Monday, November 3, 2014

The Inadequacy of English Translation

The Torah is a document written in the Hebrew language and while there are a number of excellent translations and commentaries of the Torah written in the English language they all nonetheless fall short of capturing the essence of the Hebrew itself. Hebrew is a deep and very dynamic language that fundamentally differs from the English language. For example, all Hebrew words are built upon root words that have a three-letter construct. Hebrew elaborates upon these root words with suffixes, prefixes and vowels which turn these root words into nouns, verbs, etc. However, no matter how deeply these root words become concealed, they continue to maintain their original meaning.
 
For example, michtav means letter, katban is a scribe, ketubah is a marriage contract and kotevet means to write.

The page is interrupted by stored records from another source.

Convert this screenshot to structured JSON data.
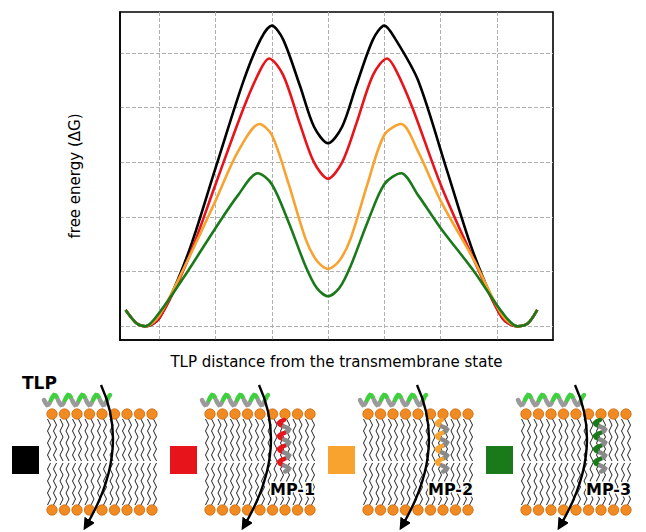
{
  "chart_data": {
    "type": "line",
    "xlabel": "TLP distance from the transmembrane state",
    "ylabel": "free energy (ΔG)",
    "xlim": [
      0.3,
      8
    ],
    "xticks": [
      1,
      2,
      3,
      4,
      5,
      6,
      7
    ],
    "ylim": [
      -0.25,
      5.75
    ],
    "yticks": [
      0,
      1,
      2,
      3,
      4,
      5
    ],
    "grid": true,
    "tick_labels": false,
    "series": [
      {
        "color": "#000000",
        "x": [
          0.4,
          0.6,
          0.75,
          1.0,
          1.5,
          2.0,
          2.5,
          2.8,
          3.0,
          3.2,
          3.5,
          3.75,
          4.0,
          4.25,
          4.5,
          4.8,
          5.0,
          5.2,
          5.6,
          6.1,
          6.6,
          7.1,
          7.37,
          7.55,
          7.72
        ],
        "values": [
          0.3,
          0.05,
          0,
          0.15,
          1.3,
          2.9,
          4.5,
          5.25,
          5.5,
          5.25,
          4.4,
          3.65,
          3.35,
          3.65,
          4.4,
          5.25,
          5.5,
          5.25,
          4.5,
          2.9,
          1.3,
          0.15,
          0,
          0.05,
          0.3
        ]
      },
      {
        "color": "#e8141c",
        "x": [
          0.4,
          0.6,
          0.75,
          1.0,
          1.5,
          2.0,
          2.5,
          2.8,
          2.95,
          3.2,
          3.5,
          3.75,
          4.0,
          4.25,
          4.5,
          4.8,
          5.05,
          5.2,
          5.5,
          6.0,
          6.6,
          7.1,
          7.37,
          7.55,
          7.72
        ],
        "values": [
          0.3,
          0.05,
          0,
          0.15,
          1.2,
          2.6,
          4.0,
          4.7,
          4.9,
          4.6,
          3.7,
          3.0,
          2.7,
          3.0,
          3.7,
          4.6,
          4.9,
          4.7,
          4.0,
          2.6,
          1.2,
          0.15,
          0,
          0.05,
          0.3
        ]
      },
      {
        "color": "#f8a330",
        "x": [
          0.4,
          0.6,
          0.75,
          1.0,
          1.5,
          2.0,
          2.4,
          2.78,
          3.0,
          3.3,
          3.6,
          3.8,
          4.0,
          4.2,
          4.4,
          4.7,
          5.0,
          5.3,
          5.6,
          6.0,
          6.6,
          7.1,
          7.37,
          7.55,
          7.72
        ],
        "values": [
          0.3,
          0.05,
          0,
          0.2,
          1.2,
          2.3,
          3.2,
          3.7,
          3.5,
          2.6,
          1.6,
          1.2,
          1.05,
          1.2,
          1.6,
          2.6,
          3.5,
          3.7,
          3.2,
          2.3,
          1.2,
          0.2,
          0,
          0.05,
          0.3
        ]
      },
      {
        "color": "#1a7a1a",
        "x": [
          0.4,
          0.6,
          0.75,
          1.0,
          1.5,
          2.0,
          2.4,
          2.75,
          3.0,
          3.3,
          3.6,
          3.8,
          4.0,
          4.2,
          4.4,
          4.7,
          5.0,
          5.3,
          5.6,
          6.0,
          6.6,
          7.1,
          7.37,
          7.55,
          7.72
        ],
        "values": [
          0.3,
          0.05,
          0,
          0.25,
          1.0,
          1.8,
          2.4,
          2.8,
          2.6,
          1.9,
          1.1,
          0.7,
          0.55,
          0.7,
          1.1,
          1.9,
          2.6,
          2.8,
          2.4,
          1.8,
          1.0,
          0.25,
          0,
          0.05,
          0.3
        ]
      }
    ]
  },
  "diagram": {
    "panels": [
      {
        "color": "#000000",
        "tlp_label": "TLP"
      },
      {
        "color": "#e8141c",
        "mp_label": "MP-1"
      },
      {
        "color": "#f8a330",
        "mp_label": "MP-2"
      },
      {
        "color": "#1a7a1a",
        "mp_label": "MP-3"
      }
    ]
  }
}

Another way in which this operates is to understand that in the Hebrew language there are molds that allow the reader to understand a words contextual meaning. A katban is a scribe, rakdan is a dancer, shadchan is a matchmaker, and dayan is a judge. The similarities between these words lead the reader/ listener to understand that these are all professions.

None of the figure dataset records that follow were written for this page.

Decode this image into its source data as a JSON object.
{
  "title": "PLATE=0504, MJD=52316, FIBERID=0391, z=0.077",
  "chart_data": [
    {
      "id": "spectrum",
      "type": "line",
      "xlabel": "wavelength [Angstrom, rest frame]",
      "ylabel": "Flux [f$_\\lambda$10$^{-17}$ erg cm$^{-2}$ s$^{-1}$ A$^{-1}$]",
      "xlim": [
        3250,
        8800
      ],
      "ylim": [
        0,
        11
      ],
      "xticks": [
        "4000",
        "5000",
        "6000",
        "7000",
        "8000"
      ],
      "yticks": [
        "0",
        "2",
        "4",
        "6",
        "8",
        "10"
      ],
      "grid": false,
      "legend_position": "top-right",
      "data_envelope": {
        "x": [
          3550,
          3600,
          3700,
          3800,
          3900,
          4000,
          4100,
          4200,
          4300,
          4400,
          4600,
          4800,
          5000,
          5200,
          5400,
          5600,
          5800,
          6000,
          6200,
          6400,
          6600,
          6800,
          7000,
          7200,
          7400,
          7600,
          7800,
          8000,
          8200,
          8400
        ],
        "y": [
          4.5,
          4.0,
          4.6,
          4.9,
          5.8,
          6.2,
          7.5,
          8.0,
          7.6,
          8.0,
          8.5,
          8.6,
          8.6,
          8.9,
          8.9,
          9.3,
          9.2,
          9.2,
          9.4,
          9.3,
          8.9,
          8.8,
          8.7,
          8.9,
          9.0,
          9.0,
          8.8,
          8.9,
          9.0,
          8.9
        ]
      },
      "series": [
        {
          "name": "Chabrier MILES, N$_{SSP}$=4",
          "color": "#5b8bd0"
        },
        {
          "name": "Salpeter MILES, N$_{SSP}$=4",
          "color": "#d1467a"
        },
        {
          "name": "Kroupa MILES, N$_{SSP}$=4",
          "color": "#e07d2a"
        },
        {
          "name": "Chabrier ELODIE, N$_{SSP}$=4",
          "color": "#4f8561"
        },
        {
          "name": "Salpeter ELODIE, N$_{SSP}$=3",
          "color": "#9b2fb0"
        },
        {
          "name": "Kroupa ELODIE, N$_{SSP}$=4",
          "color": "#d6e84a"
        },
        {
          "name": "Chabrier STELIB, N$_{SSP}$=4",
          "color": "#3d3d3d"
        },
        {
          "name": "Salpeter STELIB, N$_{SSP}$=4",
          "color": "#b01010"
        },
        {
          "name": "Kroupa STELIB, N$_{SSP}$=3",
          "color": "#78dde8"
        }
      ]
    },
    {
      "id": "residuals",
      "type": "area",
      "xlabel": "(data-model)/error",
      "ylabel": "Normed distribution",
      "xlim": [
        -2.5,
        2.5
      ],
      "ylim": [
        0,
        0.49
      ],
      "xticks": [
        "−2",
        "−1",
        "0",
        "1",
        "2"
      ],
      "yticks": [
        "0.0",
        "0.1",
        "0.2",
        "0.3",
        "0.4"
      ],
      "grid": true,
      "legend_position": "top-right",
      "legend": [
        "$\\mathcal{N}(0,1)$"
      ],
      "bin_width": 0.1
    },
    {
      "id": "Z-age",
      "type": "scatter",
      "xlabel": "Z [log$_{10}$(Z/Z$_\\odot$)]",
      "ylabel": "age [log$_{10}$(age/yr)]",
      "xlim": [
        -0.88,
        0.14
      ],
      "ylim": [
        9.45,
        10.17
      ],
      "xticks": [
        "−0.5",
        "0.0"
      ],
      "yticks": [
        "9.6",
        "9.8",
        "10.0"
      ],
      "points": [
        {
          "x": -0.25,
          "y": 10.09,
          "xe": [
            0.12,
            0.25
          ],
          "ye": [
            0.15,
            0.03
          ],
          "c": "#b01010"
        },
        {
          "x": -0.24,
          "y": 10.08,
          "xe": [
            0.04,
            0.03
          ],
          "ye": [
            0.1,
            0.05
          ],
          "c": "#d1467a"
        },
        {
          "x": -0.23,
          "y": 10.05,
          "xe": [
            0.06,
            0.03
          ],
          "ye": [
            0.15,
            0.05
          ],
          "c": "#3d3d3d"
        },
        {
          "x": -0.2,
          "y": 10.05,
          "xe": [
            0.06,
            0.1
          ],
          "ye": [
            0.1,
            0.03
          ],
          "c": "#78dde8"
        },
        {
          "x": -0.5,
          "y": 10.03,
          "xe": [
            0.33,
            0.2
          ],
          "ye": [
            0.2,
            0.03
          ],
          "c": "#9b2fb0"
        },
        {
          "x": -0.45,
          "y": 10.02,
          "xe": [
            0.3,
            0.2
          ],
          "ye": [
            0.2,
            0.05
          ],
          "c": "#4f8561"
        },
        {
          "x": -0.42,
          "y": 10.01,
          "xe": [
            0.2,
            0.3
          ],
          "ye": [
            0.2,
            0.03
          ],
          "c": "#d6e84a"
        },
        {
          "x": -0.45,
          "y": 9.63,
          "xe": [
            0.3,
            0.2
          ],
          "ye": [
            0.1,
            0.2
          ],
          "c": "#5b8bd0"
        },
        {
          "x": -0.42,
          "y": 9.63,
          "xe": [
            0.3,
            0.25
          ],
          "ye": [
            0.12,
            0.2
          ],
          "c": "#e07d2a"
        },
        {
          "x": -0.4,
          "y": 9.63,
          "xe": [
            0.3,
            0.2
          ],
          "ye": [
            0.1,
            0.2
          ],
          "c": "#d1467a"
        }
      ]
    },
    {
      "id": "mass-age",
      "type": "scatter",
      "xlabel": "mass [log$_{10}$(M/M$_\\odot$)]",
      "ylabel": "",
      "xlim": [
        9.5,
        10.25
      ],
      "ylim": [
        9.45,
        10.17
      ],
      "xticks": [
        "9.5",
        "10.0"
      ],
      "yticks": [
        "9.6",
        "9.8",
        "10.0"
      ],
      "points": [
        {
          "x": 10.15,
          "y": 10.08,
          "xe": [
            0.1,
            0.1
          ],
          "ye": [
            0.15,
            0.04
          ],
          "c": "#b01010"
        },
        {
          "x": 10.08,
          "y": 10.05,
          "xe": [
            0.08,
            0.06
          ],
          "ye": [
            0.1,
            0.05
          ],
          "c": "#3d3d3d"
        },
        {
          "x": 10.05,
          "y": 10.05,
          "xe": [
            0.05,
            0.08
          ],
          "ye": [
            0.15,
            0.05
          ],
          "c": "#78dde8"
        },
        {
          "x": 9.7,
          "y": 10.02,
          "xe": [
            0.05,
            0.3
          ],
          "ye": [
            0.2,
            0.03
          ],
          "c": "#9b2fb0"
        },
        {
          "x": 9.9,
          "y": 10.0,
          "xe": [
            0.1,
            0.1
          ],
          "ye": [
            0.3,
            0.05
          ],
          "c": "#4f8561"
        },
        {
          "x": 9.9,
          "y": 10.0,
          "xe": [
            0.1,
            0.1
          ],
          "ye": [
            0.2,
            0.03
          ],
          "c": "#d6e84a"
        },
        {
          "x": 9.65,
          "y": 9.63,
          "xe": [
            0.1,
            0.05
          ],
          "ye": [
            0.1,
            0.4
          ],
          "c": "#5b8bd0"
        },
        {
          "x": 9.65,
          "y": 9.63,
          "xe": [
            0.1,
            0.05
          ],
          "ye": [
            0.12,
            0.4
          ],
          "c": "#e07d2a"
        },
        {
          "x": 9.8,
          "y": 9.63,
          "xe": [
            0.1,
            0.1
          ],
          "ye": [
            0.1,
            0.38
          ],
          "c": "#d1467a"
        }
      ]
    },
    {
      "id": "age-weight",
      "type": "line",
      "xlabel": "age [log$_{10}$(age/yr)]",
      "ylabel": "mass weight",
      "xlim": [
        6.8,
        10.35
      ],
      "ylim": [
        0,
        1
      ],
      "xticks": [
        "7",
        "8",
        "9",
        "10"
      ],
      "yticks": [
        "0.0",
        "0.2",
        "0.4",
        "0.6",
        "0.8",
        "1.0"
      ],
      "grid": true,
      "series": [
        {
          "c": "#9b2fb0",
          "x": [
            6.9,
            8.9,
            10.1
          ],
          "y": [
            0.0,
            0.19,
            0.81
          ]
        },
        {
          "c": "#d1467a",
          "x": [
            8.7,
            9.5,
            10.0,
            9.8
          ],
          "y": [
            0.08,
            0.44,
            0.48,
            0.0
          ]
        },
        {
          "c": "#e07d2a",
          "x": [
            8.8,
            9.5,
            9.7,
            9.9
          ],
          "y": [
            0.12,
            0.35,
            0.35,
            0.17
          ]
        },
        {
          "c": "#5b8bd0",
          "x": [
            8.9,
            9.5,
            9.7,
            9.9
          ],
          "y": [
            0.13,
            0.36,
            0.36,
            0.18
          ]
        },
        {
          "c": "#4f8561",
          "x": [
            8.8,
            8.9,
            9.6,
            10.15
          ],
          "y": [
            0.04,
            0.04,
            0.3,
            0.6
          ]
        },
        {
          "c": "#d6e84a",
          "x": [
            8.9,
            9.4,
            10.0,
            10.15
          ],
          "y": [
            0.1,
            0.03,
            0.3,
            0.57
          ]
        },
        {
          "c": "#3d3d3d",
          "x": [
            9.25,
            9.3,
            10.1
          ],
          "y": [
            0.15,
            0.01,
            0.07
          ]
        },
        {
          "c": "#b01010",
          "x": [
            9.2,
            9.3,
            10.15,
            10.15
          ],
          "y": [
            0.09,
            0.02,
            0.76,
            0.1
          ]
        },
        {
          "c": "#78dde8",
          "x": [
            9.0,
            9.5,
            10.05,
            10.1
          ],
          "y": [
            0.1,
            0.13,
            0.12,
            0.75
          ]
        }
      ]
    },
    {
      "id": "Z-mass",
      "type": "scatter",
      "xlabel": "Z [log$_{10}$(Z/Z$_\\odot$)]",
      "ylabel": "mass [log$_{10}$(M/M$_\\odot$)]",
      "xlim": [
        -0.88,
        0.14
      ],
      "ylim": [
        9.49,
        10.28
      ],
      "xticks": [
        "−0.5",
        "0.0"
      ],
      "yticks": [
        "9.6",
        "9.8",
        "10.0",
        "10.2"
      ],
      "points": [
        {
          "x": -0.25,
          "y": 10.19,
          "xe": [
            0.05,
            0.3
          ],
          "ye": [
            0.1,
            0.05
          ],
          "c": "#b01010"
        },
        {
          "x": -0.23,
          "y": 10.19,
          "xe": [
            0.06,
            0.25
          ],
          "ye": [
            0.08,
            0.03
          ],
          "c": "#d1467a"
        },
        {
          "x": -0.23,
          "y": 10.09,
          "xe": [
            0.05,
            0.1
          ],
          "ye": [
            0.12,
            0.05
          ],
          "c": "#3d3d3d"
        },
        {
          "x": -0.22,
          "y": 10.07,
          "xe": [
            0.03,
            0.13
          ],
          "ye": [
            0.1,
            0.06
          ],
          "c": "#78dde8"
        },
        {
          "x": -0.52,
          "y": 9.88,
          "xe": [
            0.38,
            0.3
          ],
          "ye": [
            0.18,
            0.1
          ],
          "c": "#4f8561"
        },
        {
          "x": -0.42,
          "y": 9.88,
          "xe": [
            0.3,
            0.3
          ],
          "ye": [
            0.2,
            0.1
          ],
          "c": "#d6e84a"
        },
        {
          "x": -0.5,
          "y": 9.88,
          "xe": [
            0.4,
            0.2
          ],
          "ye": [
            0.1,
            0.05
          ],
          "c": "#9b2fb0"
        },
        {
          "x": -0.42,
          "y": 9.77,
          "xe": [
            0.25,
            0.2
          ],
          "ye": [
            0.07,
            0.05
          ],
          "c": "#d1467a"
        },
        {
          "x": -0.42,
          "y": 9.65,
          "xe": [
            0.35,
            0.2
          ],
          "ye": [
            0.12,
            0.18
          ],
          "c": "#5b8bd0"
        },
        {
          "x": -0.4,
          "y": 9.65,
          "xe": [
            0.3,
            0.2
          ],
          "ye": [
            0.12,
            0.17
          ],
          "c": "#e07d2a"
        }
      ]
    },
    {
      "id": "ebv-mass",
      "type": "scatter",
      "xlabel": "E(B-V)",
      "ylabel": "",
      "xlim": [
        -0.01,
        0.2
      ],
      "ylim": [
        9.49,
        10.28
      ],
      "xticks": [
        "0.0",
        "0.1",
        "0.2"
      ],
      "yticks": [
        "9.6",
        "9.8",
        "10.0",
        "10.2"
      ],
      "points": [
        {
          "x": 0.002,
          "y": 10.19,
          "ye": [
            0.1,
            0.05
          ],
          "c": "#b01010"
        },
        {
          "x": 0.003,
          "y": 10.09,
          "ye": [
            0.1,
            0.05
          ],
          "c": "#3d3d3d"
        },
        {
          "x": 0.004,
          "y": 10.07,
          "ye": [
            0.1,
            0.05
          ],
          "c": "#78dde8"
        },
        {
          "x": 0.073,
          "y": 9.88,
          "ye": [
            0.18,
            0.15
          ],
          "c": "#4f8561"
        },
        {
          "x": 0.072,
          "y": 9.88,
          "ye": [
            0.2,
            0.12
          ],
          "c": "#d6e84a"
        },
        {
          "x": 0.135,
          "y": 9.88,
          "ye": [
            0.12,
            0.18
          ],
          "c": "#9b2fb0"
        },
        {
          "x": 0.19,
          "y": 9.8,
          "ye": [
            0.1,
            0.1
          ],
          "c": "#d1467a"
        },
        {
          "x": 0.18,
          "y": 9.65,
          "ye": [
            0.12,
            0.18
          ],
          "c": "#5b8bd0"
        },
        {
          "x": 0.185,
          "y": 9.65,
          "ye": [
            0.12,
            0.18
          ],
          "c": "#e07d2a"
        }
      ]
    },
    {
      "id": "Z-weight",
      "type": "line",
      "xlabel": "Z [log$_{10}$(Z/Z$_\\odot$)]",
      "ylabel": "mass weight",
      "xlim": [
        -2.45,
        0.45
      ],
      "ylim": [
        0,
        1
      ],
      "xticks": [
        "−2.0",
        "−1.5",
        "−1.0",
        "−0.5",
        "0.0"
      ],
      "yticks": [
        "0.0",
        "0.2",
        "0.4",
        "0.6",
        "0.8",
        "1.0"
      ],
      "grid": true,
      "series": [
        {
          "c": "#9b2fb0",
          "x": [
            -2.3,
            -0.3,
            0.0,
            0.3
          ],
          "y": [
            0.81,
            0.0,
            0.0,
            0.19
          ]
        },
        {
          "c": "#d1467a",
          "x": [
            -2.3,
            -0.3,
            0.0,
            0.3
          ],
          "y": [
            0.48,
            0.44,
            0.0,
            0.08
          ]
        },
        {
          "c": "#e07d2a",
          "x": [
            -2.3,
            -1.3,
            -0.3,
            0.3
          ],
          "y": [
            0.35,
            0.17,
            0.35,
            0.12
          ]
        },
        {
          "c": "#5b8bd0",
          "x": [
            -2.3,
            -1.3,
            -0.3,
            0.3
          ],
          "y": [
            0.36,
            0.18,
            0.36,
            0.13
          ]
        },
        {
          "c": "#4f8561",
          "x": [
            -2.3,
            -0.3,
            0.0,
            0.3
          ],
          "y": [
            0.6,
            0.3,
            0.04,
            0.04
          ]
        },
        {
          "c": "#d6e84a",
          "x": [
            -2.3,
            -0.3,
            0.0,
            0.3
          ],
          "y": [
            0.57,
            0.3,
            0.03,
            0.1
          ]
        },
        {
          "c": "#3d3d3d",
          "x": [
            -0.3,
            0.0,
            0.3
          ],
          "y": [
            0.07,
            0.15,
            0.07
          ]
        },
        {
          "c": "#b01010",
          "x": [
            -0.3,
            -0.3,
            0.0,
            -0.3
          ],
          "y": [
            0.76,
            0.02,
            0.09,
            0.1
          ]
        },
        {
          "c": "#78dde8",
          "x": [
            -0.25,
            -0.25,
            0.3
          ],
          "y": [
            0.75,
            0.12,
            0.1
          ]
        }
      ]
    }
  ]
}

Those who do not possess even an elementary understanding of Hebrew are at a loss when it comes to acquiring a true sense of the Torah's essential meaning. The Hebrew language which comprises the Torah is like a code and unless one understands the code then they cannot perceive the message.  The first chapter of the Bible beginning with the word b'reishit has an almost Finnegan's Wake feel to it in the Hebrew because it consists of archetypes that are redolent with meaning.
The first verse of B'reishit (Genesis) is commonly translated as, "In the beginning God created the heaven and the earth." However, this translation is an impossibility from the Hebrew text. Further, this statement is also unintelligible- a "beginning" of time and space is as unthinkable as their non-beginning. The Hebrew narrative does not have a "hey" as a prefix to the word reishit and thus there is no "the beginning" possible in the text and those who have translated the verse thus into the English language have not even attempted to be true to the original Hebrew narrative. If translators have failed to correctly translate the second word of the Bible then what hope does that provide that the rest of the English Bibles are any better?

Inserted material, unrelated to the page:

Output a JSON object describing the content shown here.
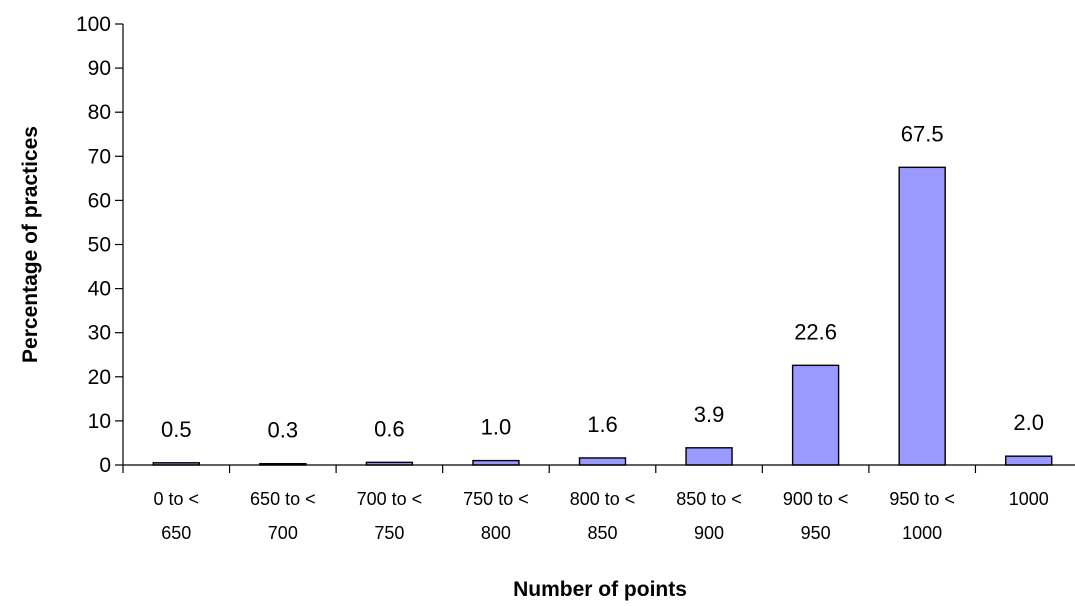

Another example of Hebrew differences from the English texts is in the first chapter of Genesis wherein the phrase "God said..." repeatedly occurs. There is no such word or equivalent of the word "God" in the Hebrew narrative. The Hebrew phrase is "v'yomer Elohim…" and read according to its letters presents an idea of cosmic energy evolving into the human psyche or the psyche of existence. Read according to its letters the text is impossible to accurately translate into English. Elohim represent a process whereby Aleph becomes Yod in evolutionary existence and the term yomer (yod, aleph, mem, reish) is the process of emanation of both Yod and Aleph in a state of existence and life. How do you adequately translate this into English?
The Bible is a lot deeper and richer in its Hebrew context than what an English translation could ever adequately capture. This is not to make an assertion that a study of the Bible in English has no merit rather it’s a statement of a simple fact and an encouragement for those who are serious concerning obtaining a proper understanding of the Scriptures to begin developing some competency of Hebrew language and idiom. Your Bible study will become infinitely deeper and more meaningful. Don't ever think that your studies of the Scriptures have brought you to a mastery of the texts and their meanings. One who thinks this hasn't truly understood anything.